During the second half of 2002, the president and vice president repeatedly cited the threat from Saddam in their public statements. "Simply stated, there is no doubt that Saddam Hussein now has weapons of mass destruction. There is no doubt he is amassing them to use against our friends, against our allies, and against us," Cheney declared on August 26, 2002, to the national convention of the Veterans of Foreign Wars.
In his September 12 address to the U.N. General Assembly, Bush said: "With every step the Iraqi regime takes toward gaining and deploying the most terrible weapons, our own options to confront that regime will narrow. And if an emboldened regime were to supply these weapons to terrorist allies, then the attacks of September the 11th would be a prelude to far greater horrors."
In an October 7 address to the nation, Bush cited intelligence showing that Iraq had a fleet of manned and unmanned aerial vehicles that could be used to disperse chemical or biological weapons. "We're concerned that Iraq is exploring ways of using these UAVs for missions targeting the United States," the president declared.

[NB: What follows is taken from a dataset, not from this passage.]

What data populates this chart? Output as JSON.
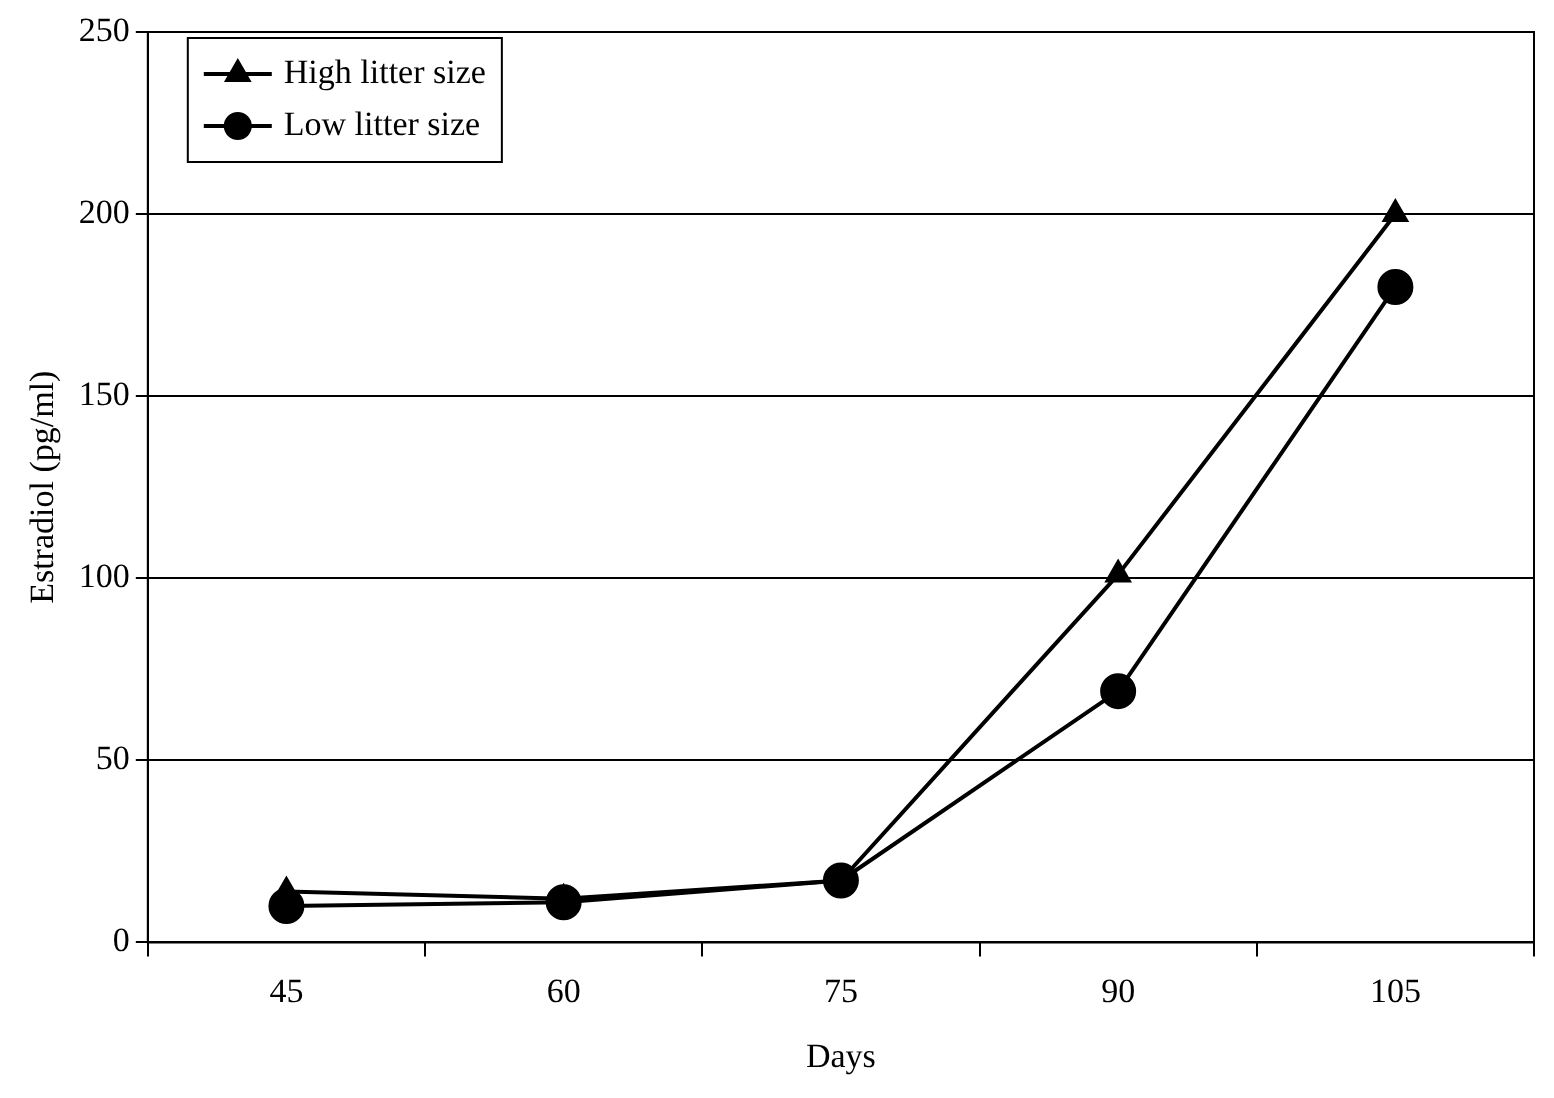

"We know that Iraq and the Al Qaeda terrorist network share a common enemy - the United States of America," he added. "Iraq could decide on any given day to provide a biological or chemical weapon to a terrorist group or individual terrorists. Alliance with terrorists could allow the Iraqi regime to attack America without leaving any fingerprints."
In his January 28, 2003, State of the Union address, the president once again warned the nation: "Some have said we must not act until the threat is imminent. Since when have terrorists and tyrants announced their intentions, politely putting us on notice before they strike? If this threat is permitted to fully and suddenly emerge, all actions, all words, and all recriminations would come too late. Trusting in the sanity and restraint of Saddam Hussein is not a strategy, and it is not an option."
In March 2003, as American, British, and other military forces prepared to invade Iraq, the president repeated the warnings during a summit in the Azores islands of Portugal and in a March 17 speech to the nation on the eve of the war. "The danger is clear: Using chemical, biological, or, one day, nuclear weapons obtained with the help of Iraq, the terrorists could fulfill their stated ambitions and kill thousands or hundreds of thousands of innocent people in our country," Bush said in the March 17 speech. "The United States and other nations did nothing to deserve or invite this threat. But we will do everything to defeat it."
Senior Bush administration officials say they had good reason to disbelieve the intelligence that was provided to them by the CIA, noting that the intelligence the agency had provided earlier regarding Iraq was flawed.
And more recently, a 511-page bipartisan report by the Senate Intelligence Committee on prewar intelligence regarding Iraq concluded: "Despite four decades of intelligence reporting on Iraq, there was little useful intelligence collected that helped analysis determine the Iraqi regime's possible links with Al Qaeda."
The White House declined to comment for this story. In a statement, Frederick Jones, a spokesman for the National Security Council said, "The president of the United States has talked about this matter directly, as have a myriad of other administration officials. At this juncture, we have nothing to add to that body of information."
The 9/11 commission concluded in its final report that no evidence existed of a "collaborative operational relationship" between Saddam and Al Qaeda, adding, "Nor have we seen evidence indicating that Iraq cooperated with Al Qaeda in developing or carrying out any attacks against the United States."